Recep Tayyip Erdoğan est devenu, le 10 août 2014, le premier
président de la
Turquie élu au
suffrage universel direct.
Premier ministre depuis 2003, Erdoğan entend conserver sa mainmise sur le pouvoir à travers ses nouvelles fonctions. Louangée par les uns, condamnée par les autres, l'élection d'Erdoğan représente-t-elle le début d'une nouvelle ère politique en
Turquie?
Vers un régime présidentiel?
Le scrutin
présidentiel de 2014 représente une évolution importante pour le système politique turc. Jusqu'à aujourd'hui, le
président était élu par les membres du Parlement et non par le peuple (1). Son rôle demeure toutefois essentiellement limité en vertu de la
Constitution turque. Par exemple, le chef d'État préside et convoque le conseil des ministres lorsque jugé nécessaire. Il possède également un droit de veto sur la législation, mais il ne peut pas proposer de lois ni être membre d'un
parti politique ou député (2). De plus, le
président n'a pas le pouvoir de dissoudre le Parlement, et chacune de ses décisions doit être contresignée par le
premier ministre et un ministre concerné pour devenir exécutoire (3).
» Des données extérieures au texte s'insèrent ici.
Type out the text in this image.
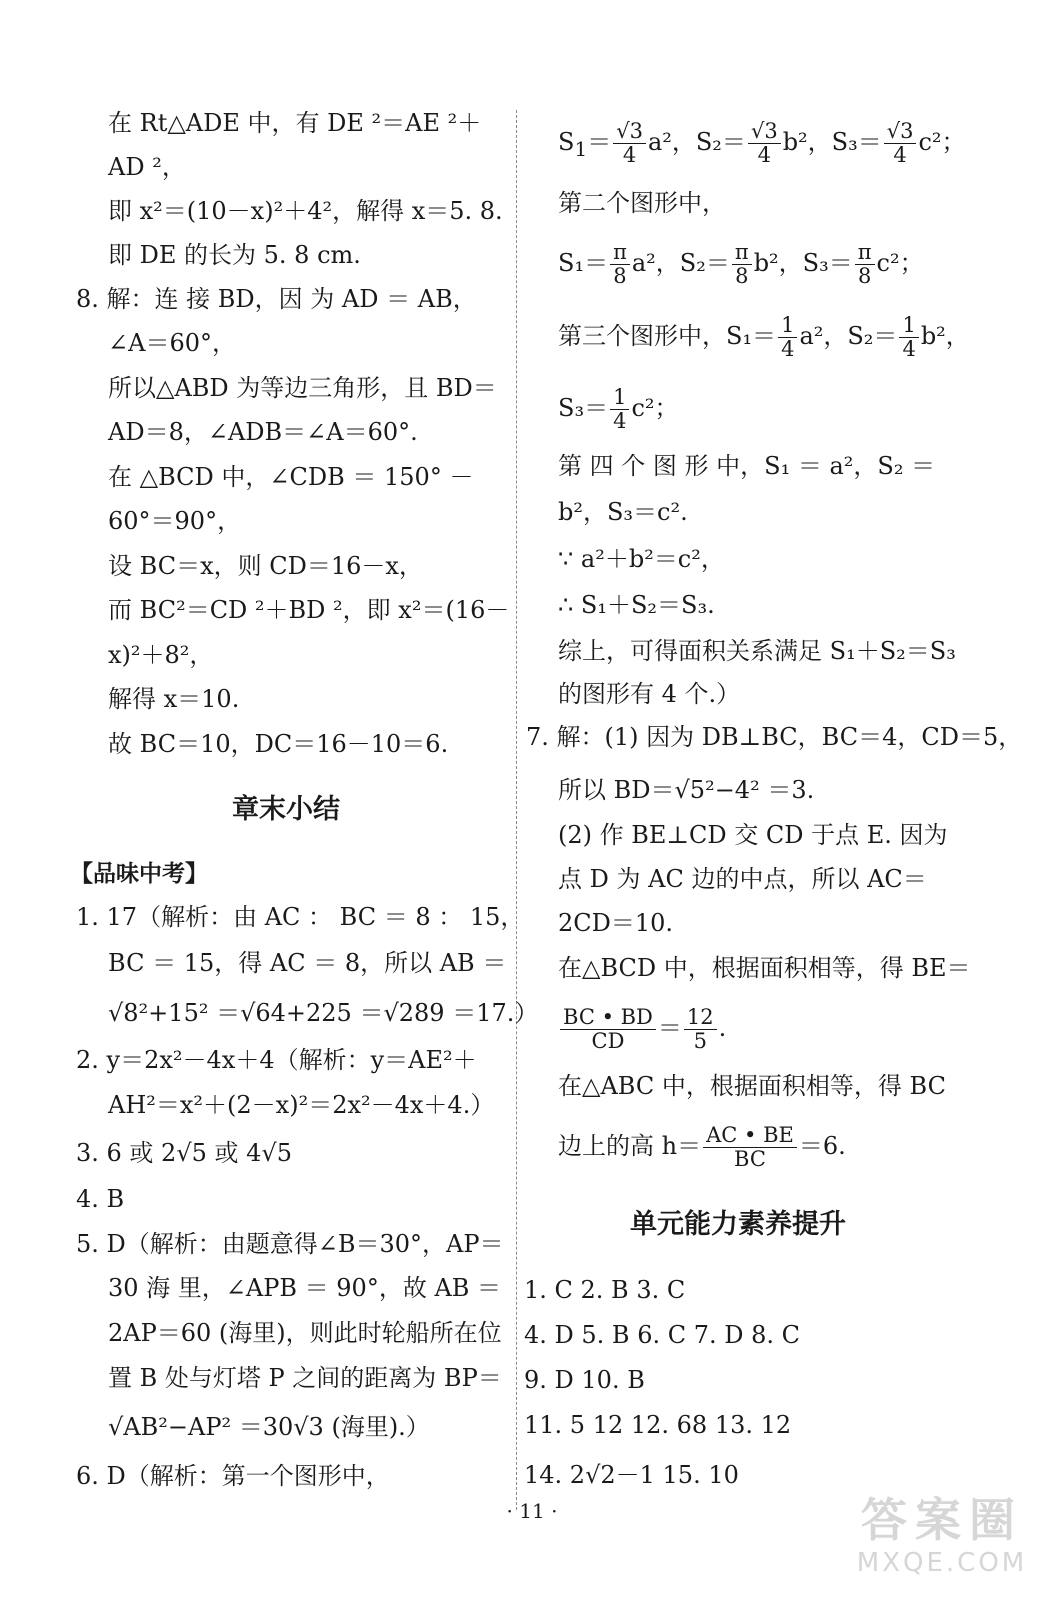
在 Rt△ADE 中，有 DE ²＝AE ²＋
AD ²，
即 x²＝(10－x)²＋4²，解得 x＝5. 8.
即 DE 的长为 5. 8 cm.
8. 解：连 接 BD，因 为 AD ＝ AB，
∠A＝60°，
所以△ABD 为等边三角形，且 BD＝
AD＝8，∠ADB＝∠A＝60°.
在 △BCD 中，∠CDB ＝ 150° －
60°＝90°，
设 BC＝x，则 CD＝16－x，
而 BC²＝CD ²＋BD ²，即 x²＝(16－
x)²＋8²，
解得 x＝10.
故 BC＝10，DC＝16－10＝6.
章末小结
【品味中考】
1. 17（解析：由 AC ： BC ＝ 8 ： 15，
BC ＝ 15，得 AC ＝ 8，所以 AB ＝
√8²+15² ＝√64+225 ＝√289 ＝17.）
2. y＝2x²－4x＋4（解析：y＝AE²＋
AH²＝x²＋(2－x)²＝2x²－4x＋4.）
3. 6 或 2√5 或 4√5
4. B
5. D（解析：由题意得∠B＝30°，AP＝
30 海 里，∠APB ＝ 90°，故 AB ＝
2AP＝60 (海里)，则此时轮船所在位
置 B 处与灯塔 P 之间的距离为 BP＝
√AB²−AP² ＝30√3 (海里).）
6. D（解析：第一个图形中，
$S_1= \frac{√3}{4} a^2$，$S_2= \frac{√3}{4} b^2$，$S_3= \frac{√3}{4} c^2$；
第二个图形中，
$S_1= \frac{\pi}{8} a^2$，$S_2= \frac{\pi}{8} b^2$，$S_3= \frac{\pi}{8} c^2$；
第三个图形中，$S_1= \frac{1}{4} a^2$，$S_2= \frac{1}{4} b^2$，
$S_3= \frac{1}{4} c^2$；
第 四 个 图 形 中，S₁ ＝ a²，S₂ ＝
b²，S₃＝c².
∵ a²＋b²＝c²，
∴ S₁＋S₂＝S₃.
综上，可得面积关系满足 S₁＋S₂＝S₃
的图形有 4 个.）
7. 解：(1) 因为 DB⊥BC，BC＝4，CD＝5，
所以 BD＝√5²−4² ＝3.
(2) 作 BE⊥CD 交 CD 于点 E. 因为
点 D 为 AC 边的中点，所以 AC＝
2CD＝10.
在△BCD 中，根据面积相等，得 BE＝
$\frac{BC • BD}{CD} = \frac{12}{5}$ .
在△ABC 中，根据面积相等，得 BC
边上的高 $h= \frac{AC • BE}{BC} =6$.
单元能力素养提升
1. C 2. B 3. C
4. D 5. B 6. C 7. D 8. C
9. D 10. B
11. 5 12 12. 68 13. 12
14. 2√2－1 15. 10
· 11 ·	答案圈
MXQE.COM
Les origines de ce changement structurel remontent à 2007. Le Parti de la justice et du développement (AKP), parti islamo-
conservateur fondé et dirigé par Erdoğan, est alors reporté au pouvoir après sa victoire aux élections législatives. Le
gouvernement de l'AKP avait proposé un amendement
constitutionnel instaurant une présidence élue au
suffrage universel direct. L'amendement a par la suite été adopté lors d'un
référendum national (4). En 2010, une autre réforme
constitutionnelle a été approuvée par
référendum. Elle visait notamment à réduire les pouvoirs de l'armée sur l'appareil d'État (5).
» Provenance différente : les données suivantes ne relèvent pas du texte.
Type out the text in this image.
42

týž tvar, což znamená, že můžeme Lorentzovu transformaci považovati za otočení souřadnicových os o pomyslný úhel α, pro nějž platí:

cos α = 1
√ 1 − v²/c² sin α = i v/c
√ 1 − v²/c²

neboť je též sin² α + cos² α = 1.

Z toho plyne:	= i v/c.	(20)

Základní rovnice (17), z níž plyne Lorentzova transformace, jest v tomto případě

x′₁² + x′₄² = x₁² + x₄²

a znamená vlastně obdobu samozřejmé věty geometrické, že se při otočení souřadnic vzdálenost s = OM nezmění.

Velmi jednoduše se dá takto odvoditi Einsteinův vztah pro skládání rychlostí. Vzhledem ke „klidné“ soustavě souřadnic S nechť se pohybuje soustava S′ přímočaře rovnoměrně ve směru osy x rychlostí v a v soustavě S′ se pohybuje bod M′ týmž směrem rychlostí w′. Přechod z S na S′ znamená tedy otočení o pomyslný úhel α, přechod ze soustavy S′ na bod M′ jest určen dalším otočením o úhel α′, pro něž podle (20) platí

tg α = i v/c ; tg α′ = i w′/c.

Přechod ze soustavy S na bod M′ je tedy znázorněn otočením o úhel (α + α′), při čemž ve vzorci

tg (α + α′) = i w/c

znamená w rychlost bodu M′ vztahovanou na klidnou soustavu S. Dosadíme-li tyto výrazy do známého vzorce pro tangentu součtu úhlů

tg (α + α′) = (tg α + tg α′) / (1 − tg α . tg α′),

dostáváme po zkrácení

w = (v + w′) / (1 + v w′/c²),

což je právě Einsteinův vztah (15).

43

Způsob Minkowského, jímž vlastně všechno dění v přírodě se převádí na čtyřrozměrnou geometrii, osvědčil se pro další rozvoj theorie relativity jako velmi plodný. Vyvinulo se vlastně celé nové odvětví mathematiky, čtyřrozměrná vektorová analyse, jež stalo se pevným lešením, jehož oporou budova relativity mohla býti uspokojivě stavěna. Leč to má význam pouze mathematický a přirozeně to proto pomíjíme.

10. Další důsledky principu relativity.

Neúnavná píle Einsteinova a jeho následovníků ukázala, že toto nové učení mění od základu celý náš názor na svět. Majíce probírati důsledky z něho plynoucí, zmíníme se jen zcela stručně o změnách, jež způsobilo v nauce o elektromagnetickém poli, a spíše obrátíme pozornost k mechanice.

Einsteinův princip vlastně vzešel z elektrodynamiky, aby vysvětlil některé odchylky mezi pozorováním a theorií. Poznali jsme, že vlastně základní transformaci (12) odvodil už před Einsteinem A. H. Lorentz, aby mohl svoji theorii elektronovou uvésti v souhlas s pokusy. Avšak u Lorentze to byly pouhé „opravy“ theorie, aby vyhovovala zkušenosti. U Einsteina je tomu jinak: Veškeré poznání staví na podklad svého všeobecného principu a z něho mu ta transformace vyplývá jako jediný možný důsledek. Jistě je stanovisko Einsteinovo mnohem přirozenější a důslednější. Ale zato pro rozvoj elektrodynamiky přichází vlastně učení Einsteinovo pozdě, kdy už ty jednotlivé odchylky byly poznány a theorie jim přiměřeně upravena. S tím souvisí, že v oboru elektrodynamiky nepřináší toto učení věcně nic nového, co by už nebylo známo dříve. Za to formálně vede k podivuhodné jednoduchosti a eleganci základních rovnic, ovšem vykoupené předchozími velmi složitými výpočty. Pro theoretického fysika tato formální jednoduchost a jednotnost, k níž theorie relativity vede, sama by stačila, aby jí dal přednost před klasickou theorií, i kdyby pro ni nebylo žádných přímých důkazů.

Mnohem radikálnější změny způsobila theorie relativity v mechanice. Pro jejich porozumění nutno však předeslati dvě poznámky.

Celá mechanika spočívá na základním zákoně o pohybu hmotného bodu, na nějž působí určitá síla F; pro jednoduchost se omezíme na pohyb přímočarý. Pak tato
Le but de ces réformes était de consolider davantage le
pouvoir exécutif entre les mains du
président (6). Limité à trois mandats comme
premier ministre selon les statuts de son parti et désireux de fonder une deuxième
République (7), Erdoğan a décidé de briguer la présidence pour continuer à gouverner comme il le faisait lorsqu'il était chef du
gouvernement (8).
Un scrutin gagné d'avance
Donné favori dès le début de la campagne, le
premier ministre sortant a remporté l'élection dès le premier tour avec 51,79% des suffrages. Son principal adversaire, l'intellectuel Ekmeleddin İhsanoğlu, a quant à lui obtenu 38,5% des voix (9). Ancien secrétaire général de l'Organisation de coopération islamique, İhsanoğlu est un diplomate de carrière qui s'est présenté comme un futur
président arbitre, veillant simplement à l'équilibre institutionnel (10). Son absence d'expérience en politique active, de même que son manque d'agressivité constituaient de lourds désavantages face à la « machine » Erdoğan, un habitué des campagnes électorales (11).
Le candidat de la minorité kurde, Selahattin Demirtaş, a pour sa part remporté 9,8% du vote populaire, un résultat très encourageant considérant les performances habituelles des formations kurdes à l'échelle nationale (5-6%) (12). Il est d'ailleurs considéré par de nombreux spécialistes comme la grande révélation de cette campagne (13).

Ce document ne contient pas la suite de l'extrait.